Elle avait donc pris l'habitude de réunir autour d'elle ses dames les plus intimes, quelques amis, et de leur donner un thé. Le jeu était entièrement proscrit de ces réunions nocturnes, dont la seule conversation faisait tous les charmes. Cette causerie de bon ton était pour l'impératrice le plus agréable délassement, et ce cercle d'élus s'assembla plusieurs fois sans que l'empereur en fût informé, et au fait c'était une réunion bien innocente. Cependant quelqu'officieux indiscret fit à l'empereur, sur ces assemblées, un rapport dans lequel il lui présenta les choses de manière à ce qu'il ne fut pas satisfait. Il témoigna donc son mécontentement à l'impératrice Joséphine, qui, dès ce moment, se coucha en même temps que l'empereur.

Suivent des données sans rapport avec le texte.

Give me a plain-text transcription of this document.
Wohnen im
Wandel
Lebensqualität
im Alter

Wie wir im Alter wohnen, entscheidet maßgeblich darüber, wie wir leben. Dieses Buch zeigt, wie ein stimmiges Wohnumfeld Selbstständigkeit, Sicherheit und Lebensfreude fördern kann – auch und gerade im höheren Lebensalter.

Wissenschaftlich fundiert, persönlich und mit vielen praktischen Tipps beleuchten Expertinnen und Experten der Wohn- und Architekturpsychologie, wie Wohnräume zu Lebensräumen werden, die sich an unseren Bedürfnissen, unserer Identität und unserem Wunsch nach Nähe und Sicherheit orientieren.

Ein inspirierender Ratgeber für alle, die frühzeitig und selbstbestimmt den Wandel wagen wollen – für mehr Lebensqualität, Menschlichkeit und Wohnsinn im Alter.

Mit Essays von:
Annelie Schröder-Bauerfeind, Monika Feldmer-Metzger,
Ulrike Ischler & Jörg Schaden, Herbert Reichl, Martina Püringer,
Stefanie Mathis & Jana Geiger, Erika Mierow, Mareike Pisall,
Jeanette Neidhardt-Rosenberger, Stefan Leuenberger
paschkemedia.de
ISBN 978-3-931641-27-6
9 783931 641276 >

Voilà donc la réunion licenciée. Les personnes attachées au service de l'impératrice reçurent l'ordre de ne point veiller après le coucher de l'empereur, et voici, je me le rappelle, comment j'entendis Sa Majesté s'exprimer à cette occasion. «Quand les maîtres sont couchés, les valets doivent se mettre au lit; et quand les maîtres sont éveillés, les valets doivent être debout.» Ces paroles produisirent leur effet; dès le soir même, aussitôt que l'empereur fut au lit, tout le monde se coucha au palais, et à onze heures et demie il n'y eut plus d'éveillé que les sentinelles.

Peu à peu, comme cela arrive toujours, on se relâcha bien un peu de la stricte observation des ordres de l'empereur, toutefois sans que l'impératrice osât reprendre ses réunions nocturnes. Les paroles de Sa Majesté ne furent cependant pas mises en oubli, et bien en prit à M. Colas, concierge du pavillon de Flore.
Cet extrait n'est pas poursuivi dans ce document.